# Look what followed me home!!!



## BernieW (Sep 12, 2006)

Well got up early this morning. Drove 3 hrs. to Denver to Woodcraft. Spent some time watching a free demo. It was ok but more toward really new turners. So I went in and asked if I could try the new Rikon in the shop. Tony slapped a blank on it and the rest is history. That is one nice lathe. Smooth and quiet. So when I went to pick the wife up at the Mall to come home she wanted to know what the big box in the trunk was. I said I'm sorry with my most sorrowful looking face and told her it must have followed me out the door. Anyway can't wait to get it on the bench tomorrow and give it a workout.


----------



## bobj3 (Jan 17, 2006)

Very Nice Bernie

Did you get it on sale for 219.oo ?
But now I know where to drive and maybe with some luck one will jump in the back of my truck also. 

Bj 


http://www.woodcraft.com/family.aspx?familyid=5508


----------



## Bob N (Oct 12, 2004)

Well Bernie....

Congrats on yet another nice toy. Let's see... how many lathes does that make you your shop at the moment? I have lost count  

Nice score and I'll bet that one is going to work out realy well. Rikon's following is growing by the day and I would say that speaks well of a good reputation. Can't wait to see some pictuers of what you turn on it  

Enjoy your first day with it buddy.


----------



## BernieW (Sep 12, 2006)

Yes BJ I did get it for the $219.99. I just couldn't turn it down. 

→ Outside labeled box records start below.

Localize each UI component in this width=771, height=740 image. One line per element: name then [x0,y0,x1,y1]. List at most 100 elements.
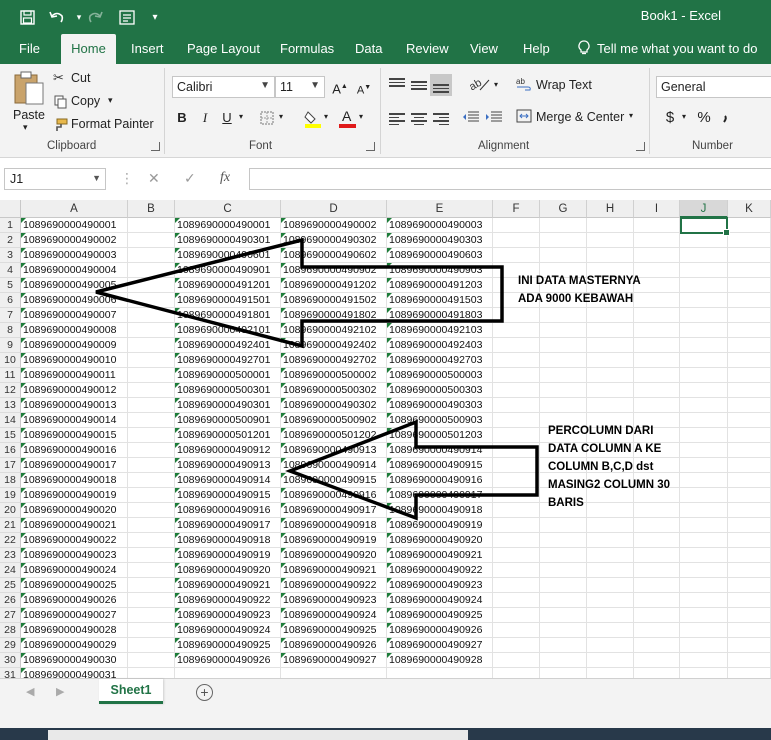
cell-c21[interactable]: 1089690000490917 [175,518,281,533]
cell-k31[interactable] [728,668,771,678]
cell-f13[interactable] [493,398,540,413]
cell-a29[interactable]: 1089690000490029 [21,638,128,653]
row-header[interactable]: 24 [0,563,21,578]
cell-g5[interactable] [540,278,587,293]
cell-e10[interactable]: 1089690000492703 [387,353,493,368]
cell-f26[interactable] [493,593,540,608]
cell-g2[interactable] [540,233,587,248]
cell-k14[interactable] [728,413,771,428]
paste-button[interactable]: Paste ▾ [10,70,46,132]
decrease-indent-button[interactable] [462,110,480,127]
cell-a10[interactable]: 1089690000490010 [21,353,128,368]
cell-d31[interactable] [281,668,387,678]
row-header[interactable]: 7 [0,308,21,323]
cell-c22[interactable]: 1089690000490918 [175,533,281,548]
cell-d24[interactable]: 1089690000490921 [281,563,387,578]
cell-j13[interactable] [680,398,728,413]
cell-j9[interactable] [680,338,728,353]
increase-font-size-button[interactable]: A▲ [330,77,350,97]
cell-h7[interactable] [587,308,634,323]
cell-f19[interactable] [493,488,540,503]
cell-a3[interactable]: 1089690000490003 [21,248,128,263]
column-header-g[interactable]: G [540,200,587,218]
cell-h12[interactable] [587,383,634,398]
cell-i15[interactable] [634,428,680,443]
cell-h13[interactable] [587,398,634,413]
cell-f8[interactable] [493,323,540,338]
tab-review[interactable]: Review [397,34,458,64]
cell-d29[interactable]: 1089690000490926 [281,638,387,653]
cell-g6[interactable] [540,293,587,308]
cell-k18[interactable] [728,473,771,488]
cell-b4[interactable] [128,263,175,278]
row-header[interactable]: 5 [0,278,21,293]
cell-c25[interactable]: 1089690000490921 [175,578,281,593]
cell-e16[interactable]: 1089690000490914 [387,443,493,458]
cell-k1[interactable] [728,218,771,233]
cell-b13[interactable] [128,398,175,413]
cell-i6[interactable] [634,293,680,308]
cell-d20[interactable]: 1089690000490917 [281,503,387,518]
cell-j11[interactable] [680,368,728,383]
cell-j10[interactable] [680,353,728,368]
cell-c27[interactable]: 1089690000490923 [175,608,281,623]
cell-e29[interactable]: 1089690000490927 [387,638,493,653]
cell-k8[interactable] [728,323,771,338]
cell-g27[interactable] [540,608,587,623]
cell-h14[interactable] [587,413,634,428]
cell-j27[interactable] [680,608,728,623]
cell-i7[interactable] [634,308,680,323]
decrease-font-size-button[interactable]: A▼ [354,78,374,98]
cell-c2[interactable]: 1089690000490301 [175,233,281,248]
top-align-icon[interactable] [389,76,405,90]
cell-a2[interactable]: 1089690000490002 [21,233,128,248]
bold-button[interactable]: B [172,108,192,128]
cell-j15[interactable] [680,428,728,443]
cell-h20[interactable] [587,503,634,518]
formula-input[interactable] [249,168,771,190]
scroll-left-icon[interactable]: ◀ [26,685,34,698]
cell-h10[interactable] [587,353,634,368]
column-header-k[interactable]: K [728,200,771,218]
cell-f11[interactable] [493,368,540,383]
column-header-j[interactable]: J [680,200,728,218]
cell-k20[interactable] [728,503,771,518]
cell-e14[interactable]: 1089690000500903 [387,413,493,428]
cell-f6[interactable] [493,293,540,308]
cell-j24[interactable] [680,563,728,578]
cell-j20[interactable] [680,503,728,518]
cell-h30[interactable] [587,653,634,668]
cell-k13[interactable] [728,398,771,413]
cell-g30[interactable] [540,653,587,668]
cell-j28[interactable] [680,623,728,638]
tab-data[interactable]: Data [346,34,391,64]
cell-a17[interactable]: 1089690000490017 [21,458,128,473]
cell-b22[interactable] [128,533,175,548]
cell-e11[interactable]: 1089690000500003 [387,368,493,383]
cell-h8[interactable] [587,323,634,338]
cell-k30[interactable] [728,653,771,668]
cell-b20[interactable] [128,503,175,518]
cell-g23[interactable] [540,548,587,563]
cell-h25[interactable] [587,578,634,593]
increase-indent-button[interactable] [485,110,503,127]
cell-d19[interactable]: 1089690000490916 [281,488,387,503]
cell-e18[interactable]: 1089690000490916 [387,473,493,488]
cell-j18[interactable] [680,473,728,488]
cell-d3[interactable]: 1089690000490602 [281,248,387,263]
cell-h3[interactable] [587,248,634,263]
cell-d12[interactable]: 1089690000500302 [281,383,387,398]
cell-i26[interactable] [634,593,680,608]
cell-g8[interactable] [540,323,587,338]
cell-b29[interactable] [128,638,175,653]
cell-d17[interactable]: 1089690000490914 [281,458,387,473]
cell-h21[interactable] [587,518,634,533]
cell-f22[interactable] [493,533,540,548]
cell-c31[interactable] [175,668,281,678]
cell-e22[interactable]: 1089690000490920 [387,533,493,548]
cell-e30[interactable]: 1089690000490928 [387,653,493,668]
middle-align-icon[interactable] [411,79,427,93]
cell-a8[interactable]: 1089690000490008 [21,323,128,338]
cell-f4[interactable] [493,263,540,278]
cell-i27[interactable] [634,608,680,623]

Bob you can never have to many lathes.  I kinda like turning tools you can never have to many of those. The little Delta is going nephew as I think I told you. 

Anyway it is mounted after beefing up the bench. Runs smooth, the drive points and tailstock points are dead on. So after I get some honey do's done I will get it dirty.


----------



## challagan (Feb 7, 2006)

Way to go Bernie! I am sure it will make a nice 2nd lathe for you! Or is that 3rd... or 4th.. I forget.  Just kidding Bernie!

Corey


----------



## BOB 2 (Jul 20, 2006)

BernieW said:


> Well got up early this morning. Drove 3 hrs. to Denver . Anyway can't wait to get it on the bench tomorrow and give it a workout.


Berinie:

That's a sweet looking piece.

I am sure you are going to have hours of fun with it.

Welcome to the dark side of woodworking.  

Bob


----------